"All America Lies at the end of the wilderness road, and our past is not a dead past, but still lives in us. Our forefathers had civilization inside themselves, the wild outside. We live in the civilization they created, but within us the wilderness still lingers. What they dreamed, we live, and what they lived, we dream."
- T.K. Whipple
Samantha, our Farm manager, said something that struck me: that perhaps volunteers end up on the farm because they are escaping something; some responsibility, an obligation, or an awareness of oneself. I’m sure she didn’t realize the theme of my Farm experience would be set when she followed with “What are you running from?”
I’m from Louisville, KY; I am owner/ operator of Tasty Tuxedo Treats and founder of Food For Thought after- school programs. Louisville is an up- and- coming city regarded as one of the nation’s top food cities, home of the iconic Churchill Downs, and a growing technological hub. There are a lot of things I love about the city- hence my foundation there- but in July I realized I was missing a fundamental element to my life in the Derby City; I just didn’t know exactly what.
Tasty Tuxedo Treats had wrapped up for the season, and I knew that Food For Thought was a work in progress. With the program- which focuses on cooking and growing food with teens-I had been tasked with learning how to produce during the academic year, which means growing during the cold season. I knew Kelsey, our livestock manager, from AmeriCorps seven years prior and she told me a little about The Farm’s season extension program. She referred me to Samantha, and I made the move to Meadowview a month later in the middle of October as a WWOOF volunteer.
Admittedly, I questioned the decision upon arrival. Not to any fault of the farm’s, but ignorant doubt definitely reared its head in those first 24 hours. Doubt of my own ability, my place in a new community, and the unknown in general. Within a few days, though,
my questions began to shift to ones like “Is it possible to have a profound experience while watering plants?” and “how do I make a dish of purple mizuna, sweet peppers, and fennel?”
There is an unexplainable connectedness that comes with farm life. Literally, from the welcoming arms of everyone I’ve met since arriving, and also one that transcends local hospitality. In a time when I struggled with complacency, relief was found in rays of sunlight on a cold morning, the germination of lettuce seeds, and the witness of a calf born on Halloween night.
I realize now that I had set a pace too fast for myself in Louisville, and I never gave myself the chance to fully understand what the city had to offer. I had, in a sense, become numb to the thrill of discovery and only scratched the surface of my experiences;
I was reading the headlines, but never whole articles.
Samantha asked me what I was running from in a playful manner, but it hit me hard at the time: it’s not that I’ve run away by coming to the farm, but rather that I’ve come into a more appropriate pace for myself. I was running before arriving to Harvest Table. I was running when I delved into a new business venture; I was running by going to the bar any chance I could; and I was running when I removed myself from the relationships I’d established there. The Farm has allowed me to slow down and find inspiration through discovery again; it has allowed me to find excitement in the learning process once more.

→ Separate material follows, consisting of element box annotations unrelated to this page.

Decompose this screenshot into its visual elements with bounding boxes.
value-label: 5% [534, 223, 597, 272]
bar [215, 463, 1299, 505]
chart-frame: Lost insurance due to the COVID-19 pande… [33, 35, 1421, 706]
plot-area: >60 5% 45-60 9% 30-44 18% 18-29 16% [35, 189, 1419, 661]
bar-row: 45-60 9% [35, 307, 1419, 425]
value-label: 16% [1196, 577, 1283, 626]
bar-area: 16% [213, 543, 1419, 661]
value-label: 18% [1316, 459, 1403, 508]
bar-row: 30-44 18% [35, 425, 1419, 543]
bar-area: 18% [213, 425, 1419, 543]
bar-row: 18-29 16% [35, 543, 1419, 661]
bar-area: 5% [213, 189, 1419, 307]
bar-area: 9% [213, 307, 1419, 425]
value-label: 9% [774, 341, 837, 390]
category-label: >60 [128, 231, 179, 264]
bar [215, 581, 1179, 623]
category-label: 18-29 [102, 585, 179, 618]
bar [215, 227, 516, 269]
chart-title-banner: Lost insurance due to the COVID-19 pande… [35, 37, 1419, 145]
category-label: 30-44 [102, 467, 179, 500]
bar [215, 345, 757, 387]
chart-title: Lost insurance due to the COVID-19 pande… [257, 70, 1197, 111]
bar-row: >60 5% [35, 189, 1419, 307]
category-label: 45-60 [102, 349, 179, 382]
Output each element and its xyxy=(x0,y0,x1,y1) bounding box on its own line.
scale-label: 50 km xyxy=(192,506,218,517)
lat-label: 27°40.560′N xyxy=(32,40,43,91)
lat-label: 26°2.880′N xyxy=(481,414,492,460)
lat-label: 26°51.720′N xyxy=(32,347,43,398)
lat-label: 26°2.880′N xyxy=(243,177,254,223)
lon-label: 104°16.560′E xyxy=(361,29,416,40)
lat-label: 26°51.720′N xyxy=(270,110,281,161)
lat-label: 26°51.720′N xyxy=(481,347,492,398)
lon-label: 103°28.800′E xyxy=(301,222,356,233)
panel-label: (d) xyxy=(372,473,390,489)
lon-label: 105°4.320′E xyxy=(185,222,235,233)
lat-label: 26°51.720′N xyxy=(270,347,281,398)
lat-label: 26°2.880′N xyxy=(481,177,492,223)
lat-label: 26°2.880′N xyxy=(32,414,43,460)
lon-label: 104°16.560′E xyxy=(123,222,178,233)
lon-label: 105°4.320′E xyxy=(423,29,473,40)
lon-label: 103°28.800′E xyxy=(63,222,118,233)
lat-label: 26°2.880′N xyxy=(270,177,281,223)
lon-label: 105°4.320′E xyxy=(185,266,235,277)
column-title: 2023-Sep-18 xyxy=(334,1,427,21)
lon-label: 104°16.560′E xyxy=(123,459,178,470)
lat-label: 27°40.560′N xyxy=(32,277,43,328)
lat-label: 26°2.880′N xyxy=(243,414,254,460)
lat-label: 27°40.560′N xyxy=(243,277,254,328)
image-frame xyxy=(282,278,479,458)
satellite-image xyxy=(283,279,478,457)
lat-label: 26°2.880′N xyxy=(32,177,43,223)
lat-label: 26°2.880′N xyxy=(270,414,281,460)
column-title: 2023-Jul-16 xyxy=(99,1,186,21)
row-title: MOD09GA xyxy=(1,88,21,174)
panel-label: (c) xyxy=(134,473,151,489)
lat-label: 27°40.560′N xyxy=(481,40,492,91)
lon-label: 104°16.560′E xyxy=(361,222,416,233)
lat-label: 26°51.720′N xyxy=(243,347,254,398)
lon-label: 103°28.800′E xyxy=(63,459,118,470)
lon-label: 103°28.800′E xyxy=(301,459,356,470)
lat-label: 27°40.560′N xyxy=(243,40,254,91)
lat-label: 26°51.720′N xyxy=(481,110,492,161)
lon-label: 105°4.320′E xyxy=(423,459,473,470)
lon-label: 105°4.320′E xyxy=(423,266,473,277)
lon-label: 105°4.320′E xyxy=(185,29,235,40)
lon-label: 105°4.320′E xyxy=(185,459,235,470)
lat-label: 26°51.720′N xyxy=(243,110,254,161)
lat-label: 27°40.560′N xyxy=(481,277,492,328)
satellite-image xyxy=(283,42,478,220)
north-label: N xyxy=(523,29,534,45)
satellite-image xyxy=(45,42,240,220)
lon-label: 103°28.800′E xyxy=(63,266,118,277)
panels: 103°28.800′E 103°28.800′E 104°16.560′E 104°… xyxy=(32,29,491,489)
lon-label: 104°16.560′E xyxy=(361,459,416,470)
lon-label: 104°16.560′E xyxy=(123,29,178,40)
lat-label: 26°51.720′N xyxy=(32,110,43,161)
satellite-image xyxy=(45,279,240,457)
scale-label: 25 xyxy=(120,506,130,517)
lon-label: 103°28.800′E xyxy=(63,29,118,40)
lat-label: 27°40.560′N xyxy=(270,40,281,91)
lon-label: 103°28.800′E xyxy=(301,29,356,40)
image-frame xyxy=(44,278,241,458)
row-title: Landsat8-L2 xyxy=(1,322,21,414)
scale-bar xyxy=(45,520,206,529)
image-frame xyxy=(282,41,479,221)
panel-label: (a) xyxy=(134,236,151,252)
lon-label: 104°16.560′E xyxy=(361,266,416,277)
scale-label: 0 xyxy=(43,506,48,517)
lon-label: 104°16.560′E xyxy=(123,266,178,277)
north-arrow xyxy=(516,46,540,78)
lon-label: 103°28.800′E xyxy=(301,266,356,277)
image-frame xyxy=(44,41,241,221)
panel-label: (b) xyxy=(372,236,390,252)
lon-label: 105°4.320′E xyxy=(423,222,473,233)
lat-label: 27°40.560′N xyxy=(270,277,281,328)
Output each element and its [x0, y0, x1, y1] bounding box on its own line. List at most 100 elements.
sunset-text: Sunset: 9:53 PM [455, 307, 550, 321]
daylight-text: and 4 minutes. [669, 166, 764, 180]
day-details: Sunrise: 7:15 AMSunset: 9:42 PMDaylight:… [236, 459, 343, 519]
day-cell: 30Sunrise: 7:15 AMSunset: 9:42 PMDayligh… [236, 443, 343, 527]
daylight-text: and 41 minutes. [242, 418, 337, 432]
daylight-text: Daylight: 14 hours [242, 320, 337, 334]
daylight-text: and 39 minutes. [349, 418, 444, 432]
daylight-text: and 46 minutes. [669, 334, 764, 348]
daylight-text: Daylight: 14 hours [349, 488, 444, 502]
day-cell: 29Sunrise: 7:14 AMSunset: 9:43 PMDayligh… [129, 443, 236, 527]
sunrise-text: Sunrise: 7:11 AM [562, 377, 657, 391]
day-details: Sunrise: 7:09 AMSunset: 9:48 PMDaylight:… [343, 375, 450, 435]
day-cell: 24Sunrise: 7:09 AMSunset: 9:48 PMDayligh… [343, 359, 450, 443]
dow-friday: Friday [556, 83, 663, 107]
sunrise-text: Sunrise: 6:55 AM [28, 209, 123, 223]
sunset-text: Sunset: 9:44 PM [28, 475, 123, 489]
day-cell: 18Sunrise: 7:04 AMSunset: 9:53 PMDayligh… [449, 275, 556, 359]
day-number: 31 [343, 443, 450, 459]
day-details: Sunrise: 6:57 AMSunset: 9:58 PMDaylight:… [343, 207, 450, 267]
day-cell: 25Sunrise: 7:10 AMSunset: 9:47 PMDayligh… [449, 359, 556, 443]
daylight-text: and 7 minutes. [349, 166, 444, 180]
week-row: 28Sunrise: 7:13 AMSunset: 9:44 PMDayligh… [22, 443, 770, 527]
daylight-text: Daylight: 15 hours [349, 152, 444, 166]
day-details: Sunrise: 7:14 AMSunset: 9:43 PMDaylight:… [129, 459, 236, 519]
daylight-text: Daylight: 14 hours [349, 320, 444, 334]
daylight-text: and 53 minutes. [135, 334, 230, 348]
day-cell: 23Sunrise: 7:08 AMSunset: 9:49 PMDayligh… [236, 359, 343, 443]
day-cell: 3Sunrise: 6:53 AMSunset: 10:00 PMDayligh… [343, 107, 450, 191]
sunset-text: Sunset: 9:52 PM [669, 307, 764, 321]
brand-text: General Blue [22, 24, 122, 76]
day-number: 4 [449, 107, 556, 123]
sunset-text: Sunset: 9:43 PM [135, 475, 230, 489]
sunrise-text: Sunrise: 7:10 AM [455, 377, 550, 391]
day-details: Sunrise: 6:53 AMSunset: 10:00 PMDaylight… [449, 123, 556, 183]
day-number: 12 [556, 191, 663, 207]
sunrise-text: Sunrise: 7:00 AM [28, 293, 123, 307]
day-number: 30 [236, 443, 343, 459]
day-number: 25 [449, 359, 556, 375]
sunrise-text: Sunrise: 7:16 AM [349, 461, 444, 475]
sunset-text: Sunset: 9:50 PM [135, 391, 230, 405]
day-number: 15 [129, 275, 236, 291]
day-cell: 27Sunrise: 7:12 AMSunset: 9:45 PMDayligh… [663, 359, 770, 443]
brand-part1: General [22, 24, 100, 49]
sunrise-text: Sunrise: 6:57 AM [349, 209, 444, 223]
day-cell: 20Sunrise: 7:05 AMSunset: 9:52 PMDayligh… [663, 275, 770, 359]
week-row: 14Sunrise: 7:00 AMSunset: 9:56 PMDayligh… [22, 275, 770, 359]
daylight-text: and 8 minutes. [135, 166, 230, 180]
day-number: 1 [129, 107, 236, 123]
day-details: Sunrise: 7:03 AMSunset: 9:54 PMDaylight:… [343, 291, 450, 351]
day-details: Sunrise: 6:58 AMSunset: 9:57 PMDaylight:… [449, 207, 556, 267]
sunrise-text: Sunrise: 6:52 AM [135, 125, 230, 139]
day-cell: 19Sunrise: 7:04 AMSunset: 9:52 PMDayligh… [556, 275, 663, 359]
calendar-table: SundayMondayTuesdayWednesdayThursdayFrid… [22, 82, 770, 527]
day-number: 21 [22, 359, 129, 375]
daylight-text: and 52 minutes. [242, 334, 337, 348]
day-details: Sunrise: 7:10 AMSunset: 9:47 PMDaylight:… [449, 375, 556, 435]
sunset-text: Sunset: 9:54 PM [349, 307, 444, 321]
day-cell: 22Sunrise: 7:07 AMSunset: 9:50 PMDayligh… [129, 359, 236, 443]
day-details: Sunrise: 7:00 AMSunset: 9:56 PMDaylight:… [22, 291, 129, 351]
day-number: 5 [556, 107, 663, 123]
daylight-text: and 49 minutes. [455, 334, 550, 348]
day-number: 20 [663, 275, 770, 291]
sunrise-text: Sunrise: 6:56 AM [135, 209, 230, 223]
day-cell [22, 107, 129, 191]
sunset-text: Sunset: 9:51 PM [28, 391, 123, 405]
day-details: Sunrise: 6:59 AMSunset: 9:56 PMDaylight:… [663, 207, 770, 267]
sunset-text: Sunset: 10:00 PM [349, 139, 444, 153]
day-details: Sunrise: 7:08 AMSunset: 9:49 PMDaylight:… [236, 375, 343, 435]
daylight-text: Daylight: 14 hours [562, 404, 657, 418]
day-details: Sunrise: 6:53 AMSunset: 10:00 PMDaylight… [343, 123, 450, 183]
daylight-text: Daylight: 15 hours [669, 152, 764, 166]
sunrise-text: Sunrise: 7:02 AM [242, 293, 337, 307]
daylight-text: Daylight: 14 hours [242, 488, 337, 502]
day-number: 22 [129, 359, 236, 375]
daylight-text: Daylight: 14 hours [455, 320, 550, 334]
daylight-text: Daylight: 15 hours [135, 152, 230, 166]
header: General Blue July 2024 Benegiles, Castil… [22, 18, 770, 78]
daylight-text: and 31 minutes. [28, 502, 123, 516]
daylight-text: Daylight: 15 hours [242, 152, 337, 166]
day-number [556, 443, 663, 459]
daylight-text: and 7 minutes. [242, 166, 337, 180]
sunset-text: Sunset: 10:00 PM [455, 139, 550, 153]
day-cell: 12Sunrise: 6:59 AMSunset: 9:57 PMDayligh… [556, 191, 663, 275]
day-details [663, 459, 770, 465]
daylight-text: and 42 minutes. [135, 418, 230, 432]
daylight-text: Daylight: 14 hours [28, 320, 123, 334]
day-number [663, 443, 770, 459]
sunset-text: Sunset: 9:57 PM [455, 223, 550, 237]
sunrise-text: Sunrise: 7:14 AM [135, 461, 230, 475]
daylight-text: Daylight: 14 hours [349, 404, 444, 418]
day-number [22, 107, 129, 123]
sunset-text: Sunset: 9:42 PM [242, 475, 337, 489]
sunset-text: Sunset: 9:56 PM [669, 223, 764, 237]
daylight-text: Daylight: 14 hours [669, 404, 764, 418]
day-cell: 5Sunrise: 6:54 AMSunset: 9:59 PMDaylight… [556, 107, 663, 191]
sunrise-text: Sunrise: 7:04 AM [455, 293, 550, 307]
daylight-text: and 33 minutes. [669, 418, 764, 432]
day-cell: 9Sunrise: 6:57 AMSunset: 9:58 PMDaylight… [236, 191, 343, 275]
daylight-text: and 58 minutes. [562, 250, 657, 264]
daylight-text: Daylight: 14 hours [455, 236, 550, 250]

Some people say farming is an old practice of an old world. I would say that a farmer’s life is as current as any other’s. More so, I would say farming enables you to live in as much of the future as humanly possible. If we become disillusioned to what this earth has to offer us, and get caught up with the next best thing, we risk living a truly holistic life for one that is dependent on a future that does not yet exist. Progress is something we should strive towards, but we must be wary of getting lost in in our minds, lest we forget what we already have.
Jimmy has been on the farm for about a month. He is experiencing the beautiful monotony of winter growing for a bit longer before he makes his way back to the big city.